YANK! A World War II Love Story

YANK! A World War II Love Story

Charing Cross Theatre, London, U.K., July 3, 2017

Review by Thanasis Kalantzis for Cabaret Scenes

Andy Coxon (L) & Scott Hunter

An important story is being told in a vault under a train station in London. It’s about two men falling in love under the most strenuous and unfitting circumstances. YANK! A World War II Love Story created by the Zellnik brothers (music by Joseph and book and lyrics by David) was first produced Off-Broadway in 2010 (with previous productions in 2005, 2007 and 2008 at other theaters). With seven Drama Desk nominations later (as well as Best Musical nominations from the Outer Critics Circle and runs around the U.S.) in March 2017 it finally made its European premiere at Manchester’s Hope Mill Theatre, before moving to its new home at the Charing Cross Theatre in London—a fittingly atmospheric venue for this World War II musical drama.  

A diary is discovered in a musty second-hand bookstore in San Francisco. It contains the war-time memories of private Stu (Scott Hunter), a sensitive 19-year-old man who’s “not like the other guys.” His writings begin in November 1943 when he finds himself on the front. Among the members of his squad is Mitch (Andy Coxon), a confident, good-looking man in his early twenties who takes Stu under his wing. Despite the world being on fire and falling apart around them, the two fall in love. In the piercingly emotional “You, You” that closes the first act, Mitch sings his love for Stu (“tonight there is no war, just the sky…”), even if he doesn’t understand his feelings, while in “A Couple of Regular Guys,” beautifully sung by the protagonists, the “two kids from states that don’t touch” make plans to live together after the war is over.

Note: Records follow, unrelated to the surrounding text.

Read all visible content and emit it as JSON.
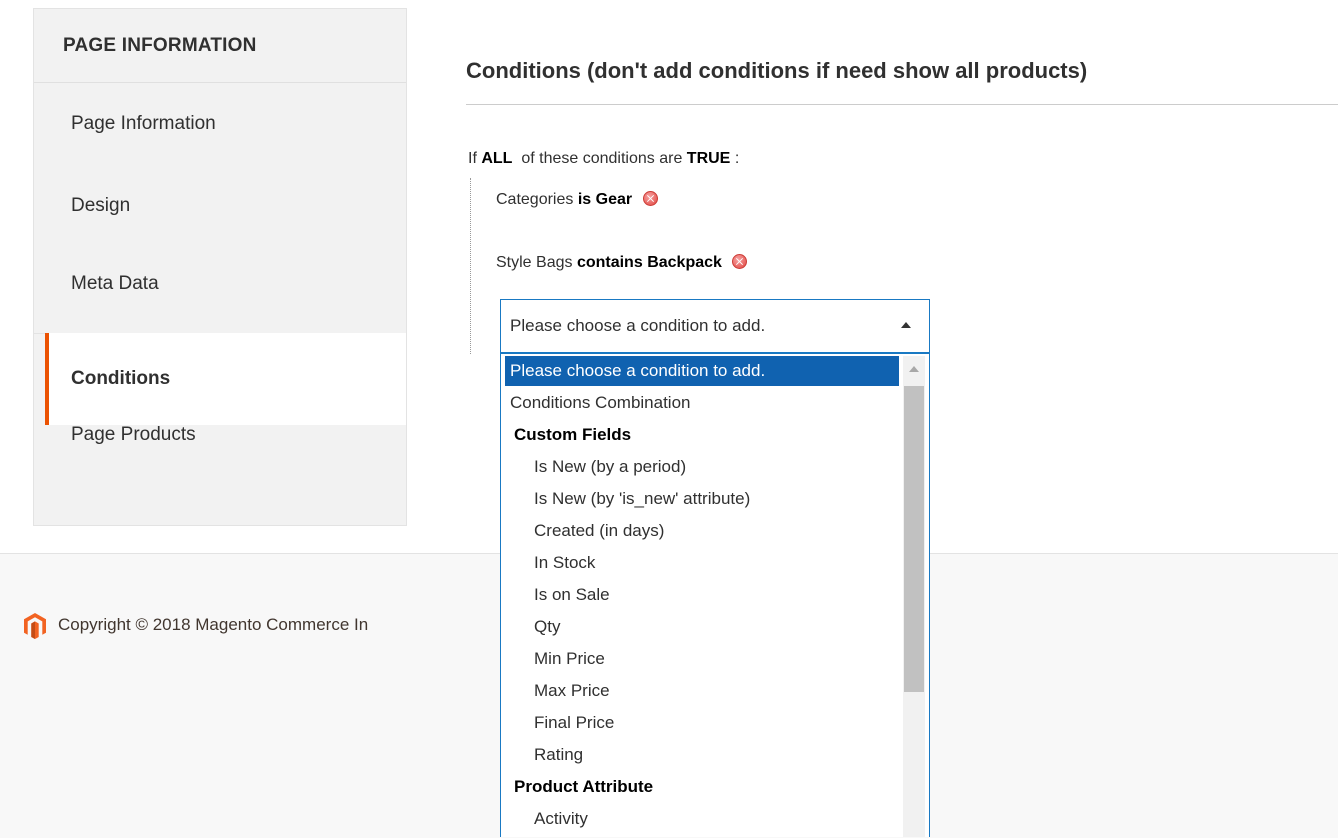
{
  "sidebar": {
    "title": "PAGE INFORMATION",
    "items": [
      {
        "label": "Page Information"
      },
      {
        "label": "Design"
      },
      {
        "label": "Meta Data"
      },
      {
        "label": "Conditions",
        "active": true
      },
      {
        "label": "Page Products"
      }
    ]
  },
  "main": {
    "heading": "Conditions (don't add conditions if need show all products)",
    "rule": {
      "prefix": "If",
      "aggregator": "ALL",
      "middle": "of these conditions are",
      "value": "TRUE",
      "suffix": ":"
    },
    "conditions": [
      {
        "attribute": "Categories",
        "operator": "is",
        "value": "Gear"
      },
      {
        "attribute": "Style Bags",
        "operator": "contains",
        "value": "Backpack"
      }
    ],
    "select": {
      "value": "Please choose a condition to add."
    },
    "options": [
      {
        "label": "Please choose a condition to add.",
        "kind": "selected"
      },
      {
        "label": "Conditions Combination",
        "kind": "lvl1"
      },
      {
        "label": "Custom Fields",
        "kind": "group"
      },
      {
        "label": "Is New (by a period)",
        "kind": "lvl2"
      },
      {
        "label": "Is New (by 'is_new' attribute)",
        "kind": "lvl2"
      },
      {
        "label": "Created (in days)",
        "kind": "lvl2"
      },
      {
        "label": "In Stock",
        "kind": "lvl2"
      },
      {
        "label": "Is on Sale",
        "kind": "lvl2"
      },
      {
        "label": "Qty",
        "kind": "lvl2"
      },
      {
        "label": "Min Price",
        "kind": "lvl2"
      },
      {
        "label": "Max Price",
        "kind": "lvl2"
      },
      {
        "label": "Final Price",
        "kind": "lvl2"
      },
      {
        "label": "Rating",
        "kind": "lvl2"
      },
      {
        "label": "Product Attribute",
        "kind": "group"
      },
      {
        "label": "Activity",
        "kind": "lvl2"
      }
    ]
  },
  "footer": {
    "copyright": "Copyright © 2018 Magento Commerce In"
  },
  "colors": {
    "accent": "#eb5202",
    "selection": "#1062b0",
    "focus_border": "#1979c3",
    "remove_icon": "#e0443e"
  }
}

Eventually, Stu’s writing abilities are discovered by Artie (Chris Kiely), another man “light in the loafers” and a photographer for the WWII army weekly magazine Yank. He convinces Stu to follow him as a war reporter for the magazine, separating the two lovers. When they meet again, Stu tells Mitch of his plans to publish his memoir, but the conflicted Mitch hates the idea—their love is wrong. In “Just True” Stu tries to make Mitch understand that their love is not right or wrong, just true. 

In the end, Stu’s journal and “degenerate” tendencies are discovered by the army and he is given the choice between military prison or returning to the front. He chooses the latter and miraculously escapes death. When the war is over he looks for Mitch and finds him in a hospital in Hawaii, but there is no happy ending there. Spoiler alert: Mitch, bowing to social and parental pressure, is already married to a woman. The last thing we hear about him is that he died in 1962 from a heart attack. Others said from alcoholism.

In their own words, the Zellnik brothers have created the “Rodgers and Hammerstein show they never wrote.” With the right blend of drama and humor, tap dancing, singing, and well thought-out and flowing story line, YANK! is an outstanding production. The book and lyrics, vividly describing every delicate feeling, every struggle, have been treated thoughtfully and respectfully by director James Baker. Lighting and sound designers (Aaron J. Dootson and Chris Bogg, respectively) have done a great job in encapsulating the spirit of the 1940s, while the band of seven, under musical director James Cleeve, artfully executed the truly inspired score. Amazing singers in their own right, Hunter and Coxon have been wisely selected as the compelling protagonists, as has the rest of the cast that frames them. The scenes of the three typists embodying characters from Gone with the Wind is one of the funniest I have ever witnessed. Special mention needs to go to an exquisite Sarah-Louise Young who plays every woman in the show (mother, pin-up girl, nurse, lesbian army officer) with the natural ease of a chameleon.

The transfer of YANK! Could not have come at a better time as the U.K. celebrates 50 years of partial decriminalization of homosexuality—the act that recognized homosexuals’ right to love freely. It also comes at the time when the leader of the free world single-handedly decided that transsexuals in the U.S. military are no longer allowed to serve the country they love and are prepared to die for.   

A unique experience and a definite must-see for the serious theater-goer, this sensational and highly relevant piece of theater runs through August 19.

Thanasis Kalantzis

Thanasis started reviewing for Cabaret Scenes in 2012. He started by reviewing primarily jazz and cabaret artists visiting from the U.S., but these days, he concentrates on British talent. Recently, he added covering musical theater to his duties. He was born in the heart of rural Greece in 1967. He studied Archaeology at the University of Thessaloniki, worked as an excavator in the prehistoric town of Akrotiri, Santorini, and then spent two years on the beautiful island of Crete excavating a Roman village, among other sites. In 1991 he moved to London to study for his MA in Archaeology at University College London thinking that, upon completion, he’d return to Greece and continue with his excavation work. Nevertheless, he gave this amazingly diverse city a go, and started working with various companies, including the Horniman Museum, Sotheby’s and, most recently, the Big Lottery Fund, the organization that allocates lottery funds to arts and charities. His been in London for 26 years, and is happily married to his husband and runs a small, successful business.